NeuroView uses AI and telemedicine to protect at-risk patients through its virtual clinic, which provides a personal stroke neurologist to users. 

“NeuroView’s platform or ‘virtual clinic,’ as we like to call it, addresses two key components of stroke care — 1. prevention 2. rapid diagnosis for early treatment,” McDonald said in an email to The Cavalier Daily. “The virtual clinic regularly checks on the health of patients using a multimodal approach of text-based questions, audio and video.”

The main goal behind this product is provide an action plan for the patient coming to the hospital with a thorough evaluation of risk-factors. 

“Our goal is to intervene before the patient ever gets to the hospital,” Uribe said in an email to The Cavalier Daily. “We want to get that individual plugged [into] our system before they ever have a stroke.” 

However, there are inevitable instances where a patient will have a stroke before NeuroView is able to detect one. For these cases, the best plan of action is to have Neuroview use its smart triage system to make critical transportation decisions and simultaneously talk to a neurologist who can evaluate the patient’s current situation.

“Going to the right hospital is critical because for every hour that clot-removal surgery is delayed, patients lose over seven months of disability-free life,” Uribe said. “Additionally, the patient’s information along with the tele-neurologist’s assessment will be relayed to first responders at the receiving hospital to further expedite treatment.”

One of the challenges the team faced was obtaining grant money for this project. Through a combination of public grants and private investment, they were able to overcome this obstacle. One source of support came from i.Lab, an organization that fosters startups, and its summer incubator program VentureLab.

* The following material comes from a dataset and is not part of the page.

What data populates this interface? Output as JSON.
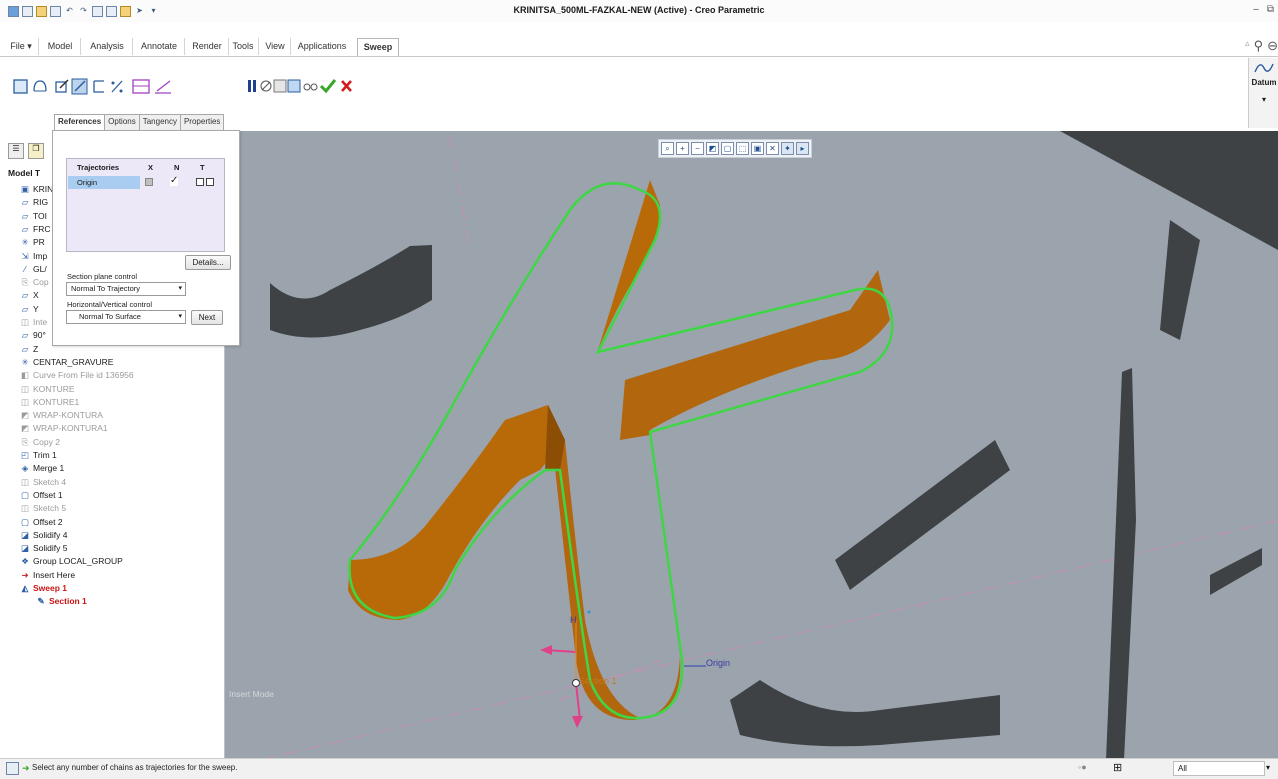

According to David Touve, senior director of the Batten Institute for Entrepreneurship and Innovation at the Darden School of Business, the NeuroView team was connected with several Batten Institute initiatives, through which it received mentorship, workshop and grant support from VentureLab. 

“NeuroView’s approach is one that points to a future for the medical industry in which machine intelligent augments, rather than wholly supplants, human intelligence and experience,” Touve said in an email to The Cavalier Daily.

The goals for the coming years are to work on expanding its team and building the company. 

“We'll continue to scale our team … looking for [natural language processing] engineers and system architects to join the team … and we hope to create a minimally viable product or MVP within the year,” Uribe said. “Our goal is to start testing this MVP in a pilot program using our partnership with a large insurer.”